From being present to contribution May and the community Choir

I am part of May’s Community Circle, and the purpose of her circle is to get her singing again. This year we did our first performance together, singing with the choir as they performed at Bruce Lodge, where May lives.

I wanted to share the story of how this happened, through a person-centred thinking tool called Presence to Contribution. This is a way to think about how we can go from just doing something together to enabling someone to be a contributing member of a community. I must admit that I was not sure what would be possible and what would work for May.

We started by simply being present – by getting there at the right time and joining in. Every week we are given the song sheets for that week, and I put these together into a song book for us, with photos of us singing on the front.

When I collect May from Bruce Lodge she asks me who I am and where we are going so I started to take a photo of us singing every week to show her when I arrive, and these are in the front of our songbook too. At the circle meeting we agreed that I would text May’s niece every time we go. May and I do a selfie and text it to her, and usually by the end of our singing session she has texted us back.

As we started to turn up regularly with our songbook, we looked more involved and more committed, and after a few weeks people remembered our names (having presence).
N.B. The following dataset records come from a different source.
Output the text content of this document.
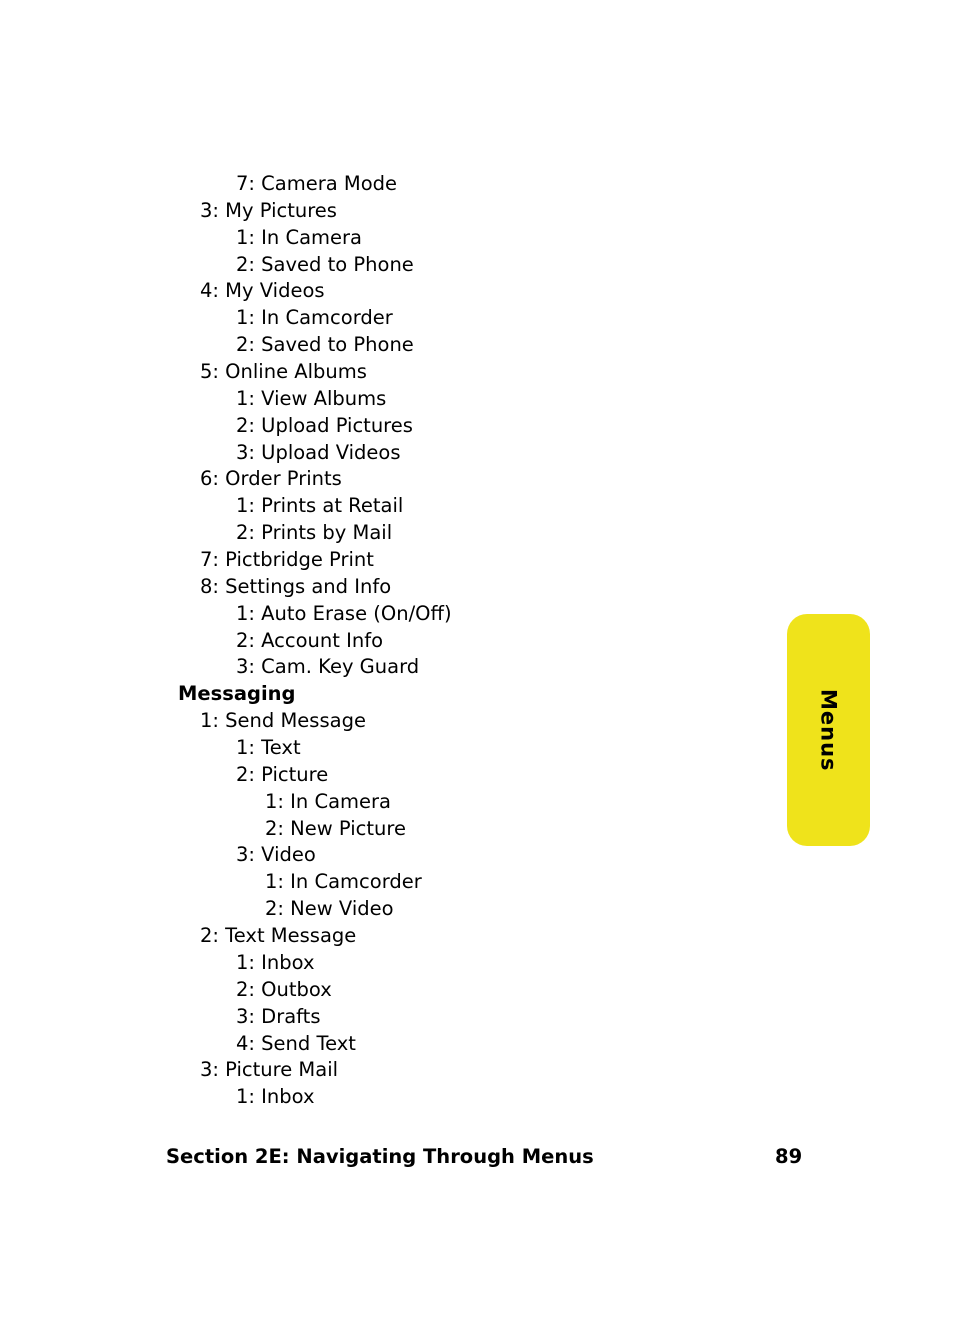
7: Camera Mode
3: My Pictures
1: In Camera
2: Saved to Phone
4: My Videos
1: In Camcorder
2: Saved to Phone
5: Online Albums
1: View Albums
2: Upload Pictures
3: Upload Videos
6: Order Prints
1: Prints at Retail
2: Prints by Mail
7: Pictbridge Print
8: Settings and Info
1: Auto Erase (On/Off)
2: Account Info
3: Cam. Key Guard
Messaging
1: Send Message
1: Text
2: Picture
1: In Camera
2: New Picture
3: Video
1: In Camcorder
2: New Video
2: Text Message
1: Inbox
2: Outbox
3: Drafts
4: Send Text
3: Picture Mail
1: Inbox
Menus
Section 2E: Navigating Through Menus	89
Choir starts at 3.15 with a cup of tea and a biscuit. I suggested that we join the tea and coffee rota (actively participating) and found that May is brilliant at washing up. We sent a photo of her washing up to her niece, who texted back, ‘She would love that, she hasn’t done that for four years.’ May does love it, so we help with the washing up every week now, regardless of who is on the rota. This means we talk to a few more people, and people appreciate May’s help (connecting).


May at Bruce Lodge 

At Bruce Lodge there was a celebration a few weeks ago, and I wondered if the choir could sing at it. I talked to the choir leader about it, and we asked the choir, who were enthusiastic. A letter went from the choir leaders to everyone that said, ‘One of our choir members, May, has invited us to sing where she lives, at Bruce Lodge…’

To be described as ‘one of our members’ felt great. Here was May, with my support, creating an opportunity for the choir to sing, and therefore contributing. It meant that we had to wear the choir uniform of red and black, and this required a new red blouse for May too.
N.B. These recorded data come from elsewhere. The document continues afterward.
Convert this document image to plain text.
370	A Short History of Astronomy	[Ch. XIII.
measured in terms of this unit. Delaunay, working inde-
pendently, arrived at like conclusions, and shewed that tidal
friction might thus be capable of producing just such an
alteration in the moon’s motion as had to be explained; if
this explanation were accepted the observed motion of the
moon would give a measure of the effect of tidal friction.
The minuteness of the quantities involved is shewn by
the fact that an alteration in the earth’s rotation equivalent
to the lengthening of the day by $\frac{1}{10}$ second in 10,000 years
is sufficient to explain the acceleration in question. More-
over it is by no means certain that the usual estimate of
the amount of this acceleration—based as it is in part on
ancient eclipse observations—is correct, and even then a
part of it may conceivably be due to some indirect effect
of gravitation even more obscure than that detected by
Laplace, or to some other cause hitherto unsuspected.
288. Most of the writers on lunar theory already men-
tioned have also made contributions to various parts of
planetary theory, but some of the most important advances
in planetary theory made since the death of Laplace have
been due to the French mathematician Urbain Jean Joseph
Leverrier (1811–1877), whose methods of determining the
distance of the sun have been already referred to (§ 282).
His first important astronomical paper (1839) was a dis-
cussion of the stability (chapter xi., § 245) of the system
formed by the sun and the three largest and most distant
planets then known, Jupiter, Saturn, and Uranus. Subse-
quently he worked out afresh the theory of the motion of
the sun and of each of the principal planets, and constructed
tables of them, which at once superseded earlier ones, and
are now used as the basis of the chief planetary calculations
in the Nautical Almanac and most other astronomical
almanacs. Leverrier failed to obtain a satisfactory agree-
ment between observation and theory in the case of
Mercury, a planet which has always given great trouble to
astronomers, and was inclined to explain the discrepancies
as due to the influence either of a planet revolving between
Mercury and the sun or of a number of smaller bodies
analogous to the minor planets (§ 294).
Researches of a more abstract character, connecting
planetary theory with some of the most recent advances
Here we are, with the choir. May and I sang in front of her friends, people she lives with, her family and my family. It was a great afternoon for both of us.

Here we are, with the choir. May and I sang in front of her friends, people she lives with, her family and my family. It was a great afternoon for both of us.
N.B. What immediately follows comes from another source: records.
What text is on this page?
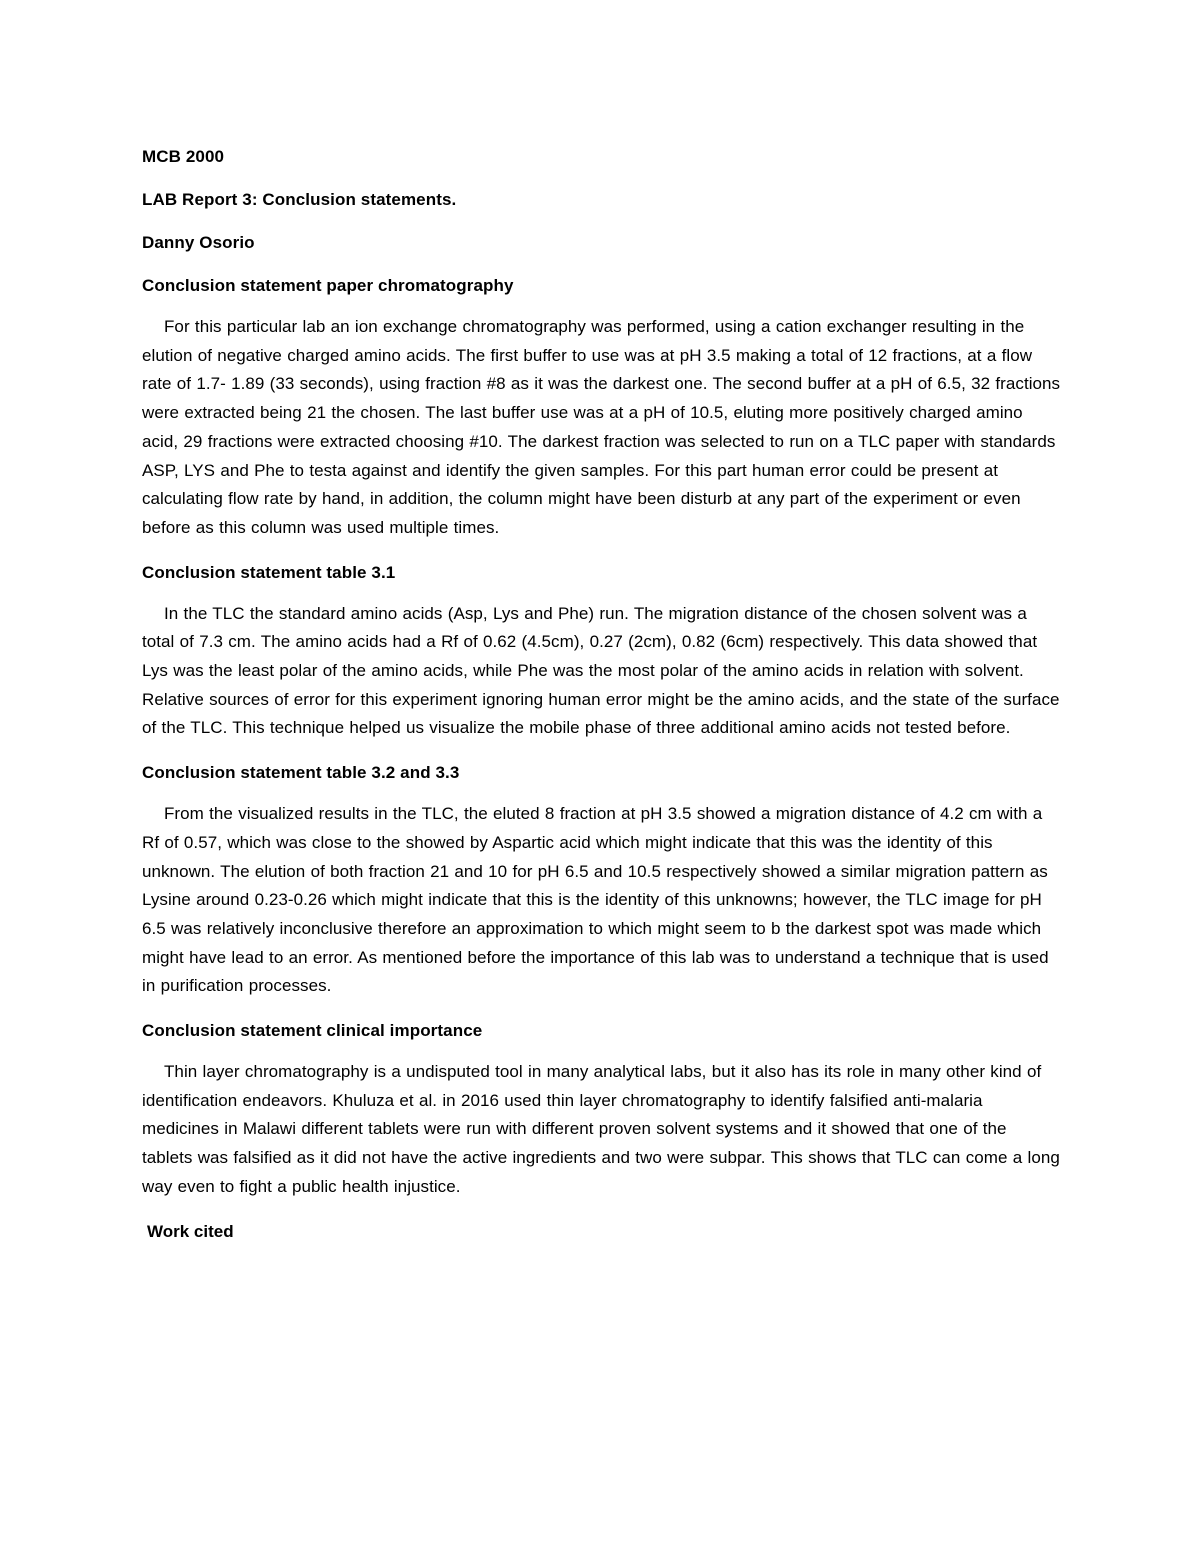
MCB 2000

LAB Report 3: Conclusion statements.

Danny Osorio

Conclusion statement paper chromatography

For this particular lab an ion exchange chromatography was performed, using a cation exchanger resulting in the elution of negative charged amino acids. The first buffer to use was at pH 3.5 making a total of 12 fractions, at a flow rate of 1.7- 1.89 (33 seconds), using fraction #8 as it was the darkest one. The second buffer at a pH of 6.5, 32 fractions were extracted being 21 the chosen. The last buffer use was at a pH of 10.5, eluting more positively charged amino acid, 29 fractions were extracted choosing #10. The darkest fraction was selected to run on a TLC paper with standards ASP, LYS and Phe to testa against and identify the given samples. For this part human error could be present at calculating flow rate by hand, in addition, the column might have been disturb at any part of the experiment or even before as this column was used multiple times.

Conclusion statement table 3.1

In the TLC the standard amino acids (Asp, Lys and Phe) run. The migration distance of the chosen solvent was a total of 7.3 cm. The amino acids had a Rf of 0.62 (4.5cm), 0.27 (2cm), 0.82 (6cm) respectively. This data showed that Lys was the least polar of the amino acids, while Phe was the most polar of the amino acids in relation with solvent. Relative sources of error for this experiment ignoring human error might be the amino acids, and the state of the surface of the TLC. This technique helped us visualize the mobile phase of three additional amino acids not tested before.

Conclusion statement table 3.2 and 3.3

From the visualized results in the TLC, the eluted 8 fraction at pH 3.5 showed a migration distance of 4.2 cm with a Rf of 0.57, which was close to the showed by Aspartic acid which might indicate that this was the identity of this unknown. The elution of both fraction 21 and 10 for pH 6.5 and 10.5 respectively showed a similar migration pattern as Lysine around 0.23-0.26 which might indicate that this is the identity of this unknowns; however, the TLC image for pH 6.5 was relatively inconclusive therefore an approximation to which might seem to b the darkest spot was made which might have lead to an error. As mentioned before the importance of this lab was to understand a technique that is used in purification processes.

Conclusion statement clinical importance

Thin layer chromatography is a undisputed tool in many analytical labs, but it also has its role in many other kind of identification endeavors. Khuluza et al. in 2016 used thin layer chromatography to identify falsified anti-malaria medicines in Malawi different tablets were run with different proven solvent systems and it showed that one of the tablets was falsified as it did not have the active ingredients and two were subpar. This shows that TLC can come a long way even to fight a public health injustice.

Work cited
Being present Getting to the singing group meetings on a Sunday.
Having presence Having her own songbook with all the songs. People knowing her name, and where she sits.
Actively participating Being on the tea and coffee rota.
Connecting Going to the performances as well as the Sunday sessions. Helping out with whoever is doing the washing up each week and getting to know a few people individually that way.
Contributing Inviting the group to a singing engagement, and helping to organise this.